Et, en effet, il y eut alors un moment à Naples où les folies de 1792 et 1793 se renouvelèrent, non pas les folies sanglantes, heureusement, mais celles qui, en exagérant le patriotisme, placent le ridicule à côté du sublime. Les citoyens qui avaient le malheur de porter le nom de Ferdinand, nom que l'adulation avait rendu on ne peut plus commun, ou le nom de tout autre roi, demandèrent au gouvernement républicain l'autorisation de changer juridiquement de nom, rougissant d'avoir quelque chose de commun avec les tyrans . Mille pamphlets dévoilant les mystères amoureux de la cour de Ferdinand et de Caroline furent publiés. Tantôt, c'était le Sebetus, petit ruisseau qui se jette dans la mer au pont de la Madeleine et qui, pareil à l'antique Scamandre, prenait la parole et se mettait du côté du peuple ; tantôt, c'était une affiche, appliquée contre les murs de l'église del Carmine, et sur laquelle étaient écrits ces mots : Esci fuori, Lazzaro ! (Lève-toi, Lazare, et sors de ta tombe.) Bien entendu que, dans cette circonstance, Lazare signifiait lazzarone, et lazzarone Masaniello. De son côté, Eleonora Pimentel, dans son Moniteur parthénopéen, excitait le zèle des patriotes et peignait Ruffo comme un chef de brigands et d'assassins, aspect sous lequel, grâce à l'ardente républicaine, il apparaît encore aujourd'hui aux yeux de la postérité.

Les femmes, excitées par elle, donnaient l'exemple du patriotisme, recherchant l'amour des patriotes, méprisant celui des aristocrates. Quelques-unes haranguaient le peuple du haut des balcons de leurs palais, lui expliquant ses intérêts et ses devoirs, tandis que Michelangelo Ciccone, l'ami de Cirillo, continuait de traduire en patois napolitain l'évangile, c'est-à-dire le grand livre démocratique, adaptant à la liberté toutes les maximes de la doctrine chrétienne.

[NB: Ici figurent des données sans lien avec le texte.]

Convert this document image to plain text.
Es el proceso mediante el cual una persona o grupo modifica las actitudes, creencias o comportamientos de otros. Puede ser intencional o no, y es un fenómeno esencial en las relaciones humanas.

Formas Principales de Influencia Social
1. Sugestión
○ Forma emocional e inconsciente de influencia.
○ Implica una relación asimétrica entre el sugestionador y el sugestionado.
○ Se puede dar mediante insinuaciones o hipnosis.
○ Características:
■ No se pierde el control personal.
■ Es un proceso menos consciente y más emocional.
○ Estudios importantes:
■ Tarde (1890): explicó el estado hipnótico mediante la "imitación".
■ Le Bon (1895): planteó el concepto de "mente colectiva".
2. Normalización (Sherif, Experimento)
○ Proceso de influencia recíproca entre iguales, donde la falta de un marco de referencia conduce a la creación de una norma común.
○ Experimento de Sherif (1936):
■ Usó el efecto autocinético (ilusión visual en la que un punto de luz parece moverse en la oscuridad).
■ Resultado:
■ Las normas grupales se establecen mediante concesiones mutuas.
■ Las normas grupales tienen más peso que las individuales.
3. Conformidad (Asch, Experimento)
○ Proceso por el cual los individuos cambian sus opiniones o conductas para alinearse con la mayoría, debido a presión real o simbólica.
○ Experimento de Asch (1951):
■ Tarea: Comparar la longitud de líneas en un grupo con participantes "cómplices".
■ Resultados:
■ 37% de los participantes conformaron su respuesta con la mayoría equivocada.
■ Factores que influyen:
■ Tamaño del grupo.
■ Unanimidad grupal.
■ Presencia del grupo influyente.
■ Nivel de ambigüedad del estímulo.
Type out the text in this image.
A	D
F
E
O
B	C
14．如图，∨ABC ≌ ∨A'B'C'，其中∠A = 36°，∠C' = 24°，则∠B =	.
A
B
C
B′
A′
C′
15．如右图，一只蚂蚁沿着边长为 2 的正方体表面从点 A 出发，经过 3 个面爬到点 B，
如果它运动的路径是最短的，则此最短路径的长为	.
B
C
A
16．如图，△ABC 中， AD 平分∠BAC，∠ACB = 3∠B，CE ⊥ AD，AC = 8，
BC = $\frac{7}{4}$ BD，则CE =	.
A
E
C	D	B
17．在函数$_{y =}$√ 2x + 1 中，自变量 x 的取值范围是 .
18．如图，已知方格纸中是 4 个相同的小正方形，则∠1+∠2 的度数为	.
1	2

Au milieu de la place Royale, tandis que les autres prêtres luttaient, dans les églises et dans les confessionnaux, contre les principes révolutionnaires, employant, pour effrayer les femmes, les menaces, pour réduire les hommes, les promesses, – au milieu de la place Royale, le père Benoni, religieux franciscain de Bologne, avait dressé sa chaire au pied de l'arbre de la Liberté, là justement où Ferdinand, dans sa terreur de la tempête, avait juré d'élever une église à saint François de Paule, si jamais la Providence lui rendait son trône. Là, le crucifix à la main, il comparait les pures maximes dictées par Jésus aux peuples et aux rois à celles dont les rois avaient, pendant des siècles, usé vis-à-vis des peuples, qui, lions endormis, les avaient laissés faire pendant des siècles. Et, maintenant que ces lions étaient éveillés et prêts à rugir et à déchirer, il expliquait à l'un de ces peuples-lions le triple dogme, complétement inconnu à Naples à cette époque et à peine entrevu aujourd'hui, de la liberté, de l'égalité et de la fraternité.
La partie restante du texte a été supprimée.